For the last 36 hours I've had an extremely unpleasant bitter taste in my mouth. Imagine letting an aspirin tablet dissolve on your tongue and having it linger for two days. That's the kind of bitter I mean- medicinal, nasty, gag-inducing.
Drinking and eating food masks the bitterness momentarily but as soon as you swallow, it comes back. But the problem is I'm so far from hungry that it's an effort to even eat bacon. I never thought I'd live to see the day when I'd have a hard time getting excited about bacon. I LOVE bacon. Just not in my mouth right now.
I've been completely ambivalent about food the last couple of days but I know I need to eat something. I'm willing my appetite to return! I have Top Ramen (not the best thing I know, but it's my chicken noodle soup of the moment), fruit, vitamin water, crackers, more fruit... The protein thing I'm still struggling with but will start tackling this week, I swear!
My last doctor appointment I had lost over 12 pounds in one month. I got a "get out of jail free" card because I was in my first trimester and lots of women do lose weight the first three months.

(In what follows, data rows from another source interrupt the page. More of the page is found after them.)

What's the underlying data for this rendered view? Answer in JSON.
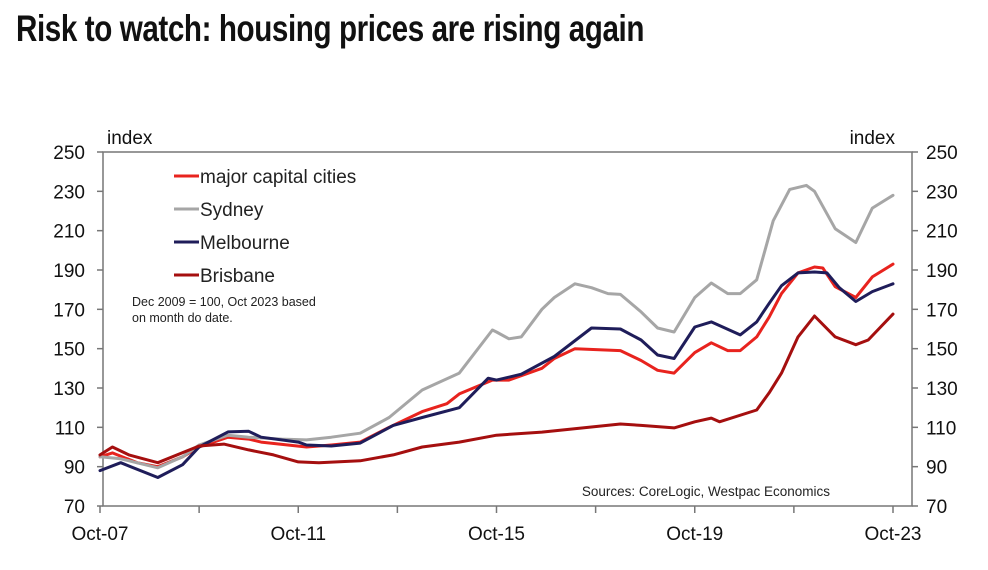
{
  "title": "Risk to watch: housing prices are rising again",
  "chart_data": {
    "type": "line",
    "title": "Risk to watch: housing prices are rising again",
    "ylabel_left": "index",
    "ylabel_right": "index",
    "ylim": [
      70,
      250
    ],
    "yticks": [
      70,
      90,
      110,
      130,
      150,
      170,
      190,
      210,
      230,
      250
    ],
    "xlim": [
      "2007-10",
      "2023-10"
    ],
    "xticks": [
      "Oct-07",
      "Oct-11",
      "Oct-15",
      "Oct-19",
      "Oct-23"
    ],
    "legend_position": "top-left",
    "grid": false,
    "note": [
      "Dec 2009 = 100, Oct 2023 based",
      "on month do date."
    ],
    "source": "Sources: CoreLogic, Westpac Economics",
    "series": [
      {
        "name": "major capital cities",
        "color": "#e8231e",
        "points": [
          [
            "2007-10",
            95
          ],
          [
            "2008-01",
            97
          ],
          [
            "2008-07",
            92
          ],
          [
            "2008-12",
            90
          ],
          [
            "2009-06",
            95
          ],
          [
            "2009-10",
            100
          ],
          [
            "2010-05",
            105
          ],
          [
            "2010-10",
            104
          ],
          [
            "2011-01",
            102.5
          ],
          [
            "2011-12",
            100
          ],
          [
            "2012-06",
            101
          ],
          [
            "2013-01",
            102.5
          ],
          [
            "2013-08",
            110
          ],
          [
            "2014-04",
            118
          ],
          [
            "2014-10",
            122
          ],
          [
            "2015-01",
            127
          ],
          [
            "2015-09",
            134
          ],
          [
            "2016-01",
            134
          ],
          [
            "2016-09",
            140
          ],
          [
            "2016-12",
            145
          ],
          [
            "2017-05",
            150
          ],
          [
            "2018-04",
            149
          ],
          [
            "2018-09",
            144
          ],
          [
            "2019-01",
            139
          ],
          [
            "2019-05",
            137.6
          ],
          [
            "2019-10",
            148
          ],
          [
            "2020-02",
            153
          ],
          [
            "2020-06",
            149
          ],
          [
            "2020-09",
            149
          ],
          [
            "2021-01",
            156
          ],
          [
            "2021-04",
            166
          ],
          [
            "2021-07",
            178
          ],
          [
            "2021-11",
            188.5
          ],
          [
            "2022-03",
            191.5
          ],
          [
            "2022-05",
            191
          ],
          [
            "2022-08",
            181.5
          ],
          [
            "2023-01",
            176
          ],
          [
            "2023-05",
            186.5
          ],
          [
            "2023-10",
            193
          ]
        ]
      },
      {
        "name": "Sydney",
        "color": "#a6a6a6",
        "points": [
          [
            "2007-10",
            95
          ],
          [
            "2008-03",
            94
          ],
          [
            "2008-12",
            89.4
          ],
          [
            "2009-06",
            95
          ],
          [
            "2009-10",
            101
          ],
          [
            "2010-05",
            106
          ],
          [
            "2010-10",
            105
          ],
          [
            "2011-06",
            104
          ],
          [
            "2011-12",
            103.6
          ],
          [
            "2012-06",
            105
          ],
          [
            "2013-01",
            107
          ],
          [
            "2013-08",
            115
          ],
          [
            "2014-04",
            129
          ],
          [
            "2015-01",
            137.6
          ],
          [
            "2015-09",
            159.5
          ],
          [
            "2015-10",
            158.5
          ],
          [
            "2016-01",
            155
          ],
          [
            "2016-04",
            156
          ],
          [
            "2016-09",
            170
          ],
          [
            "2016-12",
            176
          ],
          [
            "2017-05",
            183
          ],
          [
            "2017-09",
            181
          ],
          [
            "2018-01",
            178
          ],
          [
            "2018-04",
            177.6
          ],
          [
            "2018-09",
            168.7
          ],
          [
            "2019-01",
            160.5
          ],
          [
            "2019-05",
            158.5
          ],
          [
            "2019-10",
            176
          ],
          [
            "2020-02",
            183.4
          ],
          [
            "2020-06",
            178
          ],
          [
            "2020-09",
            178
          ],
          [
            "2021-01",
            185
          ],
          [
            "2021-03",
            200
          ],
          [
            "2021-05",
            215
          ],
          [
            "2021-09",
            231
          ],
          [
            "2022-01",
            233
          ],
          [
            "2022-03",
            230
          ],
          [
            "2022-08",
            211
          ],
          [
            "2023-01",
            204
          ],
          [
            "2023-05",
            221.5
          ],
          [
            "2023-10",
            228
          ]
        ]
      },
      {
        "name": "Melbourne",
        "color": "#1f1d5a",
        "points": [
          [
            "2007-10",
            88
          ],
          [
            "2008-03",
            92
          ],
          [
            "2008-12",
            84.5
          ],
          [
            "2009-06",
            91
          ],
          [
            "2009-10",
            100
          ],
          [
            "2010-05",
            107.7
          ],
          [
            "2010-10",
            108
          ],
          [
            "2011-01",
            105
          ],
          [
            "2011-10",
            102.5
          ],
          [
            "2011-12",
            101
          ],
          [
            "2012-06",
            100.5
          ],
          [
            "2013-01",
            102
          ],
          [
            "2013-09",
            111
          ],
          [
            "2014-04",
            115
          ],
          [
            "2015-01",
            120
          ],
          [
            "2015-08",
            135
          ],
          [
            "2015-10",
            134
          ],
          [
            "2016-04",
            137
          ],
          [
            "2016-12",
            146
          ],
          [
            "2017-09",
            160.5
          ],
          [
            "2018-04",
            160
          ],
          [
            "2018-09",
            154.4
          ],
          [
            "2019-01",
            146.8
          ],
          [
            "2019-05",
            145
          ],
          [
            "2019-10",
            161
          ],
          [
            "2020-02",
            163.6
          ],
          [
            "2020-09",
            157
          ],
          [
            "2021-01",
            163.6
          ],
          [
            "2021-04",
            173
          ],
          [
            "2021-07",
            182
          ],
          [
            "2021-11",
            188.5
          ],
          [
            "2022-03",
            189
          ],
          [
            "2022-06",
            188.5
          ],
          [
            "2022-09",
            181
          ],
          [
            "2023-01",
            174
          ],
          [
            "2023-05",
            179
          ],
          [
            "2023-10",
            183
          ]
        ]
      },
      {
        "name": "Brisbane",
        "color": "#a50f0f",
        "points": [
          [
            "2007-10",
            96
          ],
          [
            "2008-01",
            100
          ],
          [
            "2008-05",
            96
          ],
          [
            "2008-12",
            92
          ],
          [
            "2009-10",
            100.5
          ],
          [
            "2010-04",
            101.5
          ],
          [
            "2010-10",
            98.5
          ],
          [
            "2011-04",
            96
          ],
          [
            "2011-10",
            92.4
          ],
          [
            "2012-03",
            92
          ],
          [
            "2013-01",
            93
          ],
          [
            "2013-09",
            96
          ],
          [
            "2014-04",
            100
          ],
          [
            "2015-01",
            102.5
          ],
          [
            "2015-10",
            106
          ],
          [
            "2016-09",
            107.6
          ],
          [
            "2018-04",
            111.7
          ],
          [
            "2018-09",
            111
          ],
          [
            "2019-05",
            109.7
          ],
          [
            "2019-10",
            112.8
          ],
          [
            "2020-02",
            114.7
          ],
          [
            "2020-04",
            112.8
          ],
          [
            "2021-01",
            118.8
          ],
          [
            "2021-04",
            127.5
          ],
          [
            "2021-07",
            137.6
          ],
          [
            "2021-11",
            156
          ],
          [
            "2022-03",
            166.6
          ],
          [
            "2022-08",
            156
          ],
          [
            "2023-01",
            152
          ],
          [
            "2023-04",
            154.4
          ],
          [
            "2023-07",
            161
          ],
          [
            "2023-10",
            167.6
          ]
        ]
      }
    ]
  }
}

The doctor did ask me if I felt okay, and if I was having trouble keeping food down- at the time I felt great and no, I had no trouble keeping food down. I was completely mystified that I had lost weight, the only thing I could thing of was that by eating smaller meals throughout the day, I ultimately was eating less food quantity-wise and eating more healthy to boot.

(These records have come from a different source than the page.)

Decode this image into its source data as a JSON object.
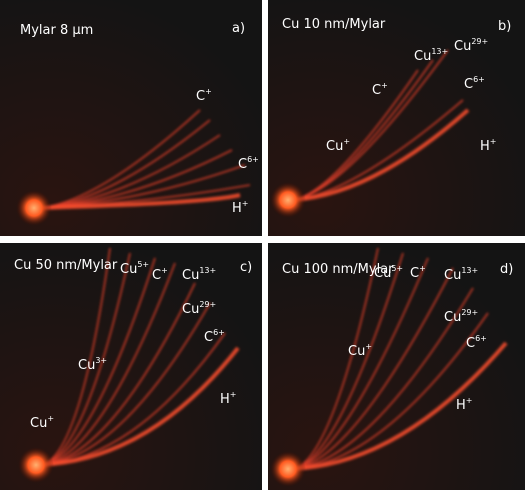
{
  "panels": [
    {
      "title": "Mylar 8 µm",
      "letter": "a)",
      "labels": [
        {
          "ion": "C",
          "charge": "+"
        },
        {
          "ion": "C",
          "charge": "6+"
        },
        {
          "ion": "H",
          "charge": "+"
        }
      ]
    },
    {
      "title": "Cu 10 nm/Mylar",
      "letter": "b)",
      "labels": [
        {
          "ion": "Cu",
          "charge": "13+"
        },
        {
          "ion": "Cu",
          "charge": "29+"
        },
        {
          "ion": "C",
          "charge": "+"
        },
        {
          "ion": "C",
          "charge": "6+"
        },
        {
          "ion": "Cu",
          "charge": "+"
        },
        {
          "ion": "H",
          "charge": "+"
        }
      ]
    },
    {
      "title": "Cu 50 nm/Mylar",
      "letter": "c)",
      "labels": [
        {
          "ion": "Cu",
          "charge": "5+"
        },
        {
          "ion": "C",
          "charge": "+"
        },
        {
          "ion": "Cu",
          "charge": "13+"
        },
        {
          "ion": "Cu",
          "charge": "29+"
        },
        {
          "ion": "C",
          "charge": "6+"
        },
        {
          "ion": "Cu",
          "charge": "3+"
        },
        {
          "ion": "H",
          "charge": "+"
        },
        {
          "ion": "Cu",
          "charge": "+"
        }
      ]
    },
    {
      "title": "Cu 100 nm/Mylar",
      "letter": "d)",
      "labels": [
        {
          "ion": "Cu",
          "charge": "5+"
        },
        {
          "ion": "C",
          "charge": "+"
        },
        {
          "ion": "Cu",
          "charge": "13+"
        },
        {
          "ion": "Cu",
          "charge": "29+"
        },
        {
          "ion": "C",
          "charge": "6+"
        },
        {
          "ion": "Cu",
          "charge": "+"
        },
        {
          "ion": "H",
          "charge": "+"
        }
      ]
    }
  ]
}
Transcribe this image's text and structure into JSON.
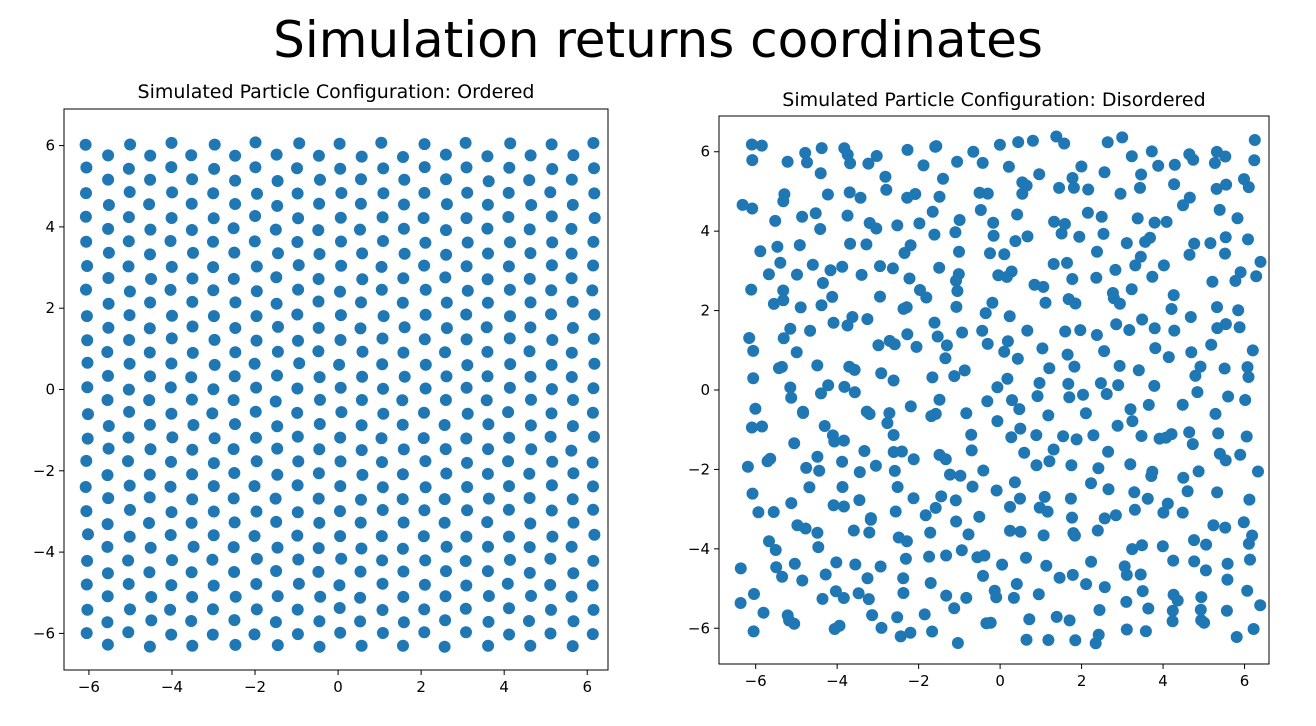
{
  "figure_title": "Simulation returns coordinates",
  "chart_data": [
    {
      "type": "scatter",
      "title": "Simulated Particle Configuration: Ordered",
      "xlabel": "",
      "ylabel": "",
      "xlim": [
        -6.6,
        6.5
      ],
      "ylim": [
        -6.9,
        6.9
      ],
      "xticks": [
        -6,
        -4,
        -2,
        0,
        2,
        4,
        6
      ],
      "yticks": [
        -6,
        -4,
        -2,
        0,
        2,
        4,
        6
      ],
      "xtick_labels": [
        "−6",
        "−4",
        "−2",
        "0",
        "2",
        "4",
        "6"
      ],
      "ytick_labels": [
        "−6",
        "−4",
        "−2",
        "0",
        "2",
        "4",
        "6"
      ],
      "grid": false,
      "marker_color": "#1f77b4",
      "lattice": {
        "columns": 25,
        "rows": 21,
        "x_start": -6.05,
        "x_end": 6.15,
        "y_top": 6.05,
        "y_bottom": -6.0,
        "row_offset": -0.3,
        "note": "hexagonal-like array of particles"
      }
    },
    {
      "type": "scatter",
      "title": "Simulated Particle Configuration: Disordered",
      "xlabel": "",
      "ylabel": "",
      "xlim": [
        -6.9,
        6.6
      ],
      "ylim": [
        -6.9,
        6.9
      ],
      "xticks": [
        -6,
        -4,
        -2,
        0,
        2,
        4,
        6
      ],
      "yticks": [
        -6,
        -4,
        -2,
        0,
        2,
        4,
        6
      ],
      "xtick_labels": [
        "−6",
        "−4",
        "−2",
        "0",
        "2",
        "4",
        "6"
      ],
      "ytick_labels": [
        "−6",
        "−4",
        "−2",
        "0",
        "2",
        "4",
        "6"
      ],
      "grid": false,
      "marker_color": "#1f77b4",
      "lattice": {
        "columns": 24,
        "rows": 22,
        "x_start": -6.1,
        "x_end": 6.1,
        "y_top": 6.1,
        "y_bottom": -6.1,
        "jitter": 0.3,
        "note": "randomized particle positions"
      }
    }
  ]
}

Well now I feel crappy, don't' want to eat, and can't keep food down. I'm starting to feel panicked and am crossing my fingers that by my next visit, I haven't lost any more weight. First time in my life I'm actually grumpy about losing weight. This pregnancy thing has turned everything topsy-turvy.
If the past two days are any indication of the next few weeks, I'm in for a bumpy ride. I keep telling myself it's temporary, and it means my body is working to make a baby- so it's all good, right?
Still I get that nagging thought - the second trimester is supposed to be when I start feeling better, not worse!
But at the end of the tunnel, I'm going to have a darling little Green who is hopefully just like her/his daddy and a wee bit like me. February feels so far away!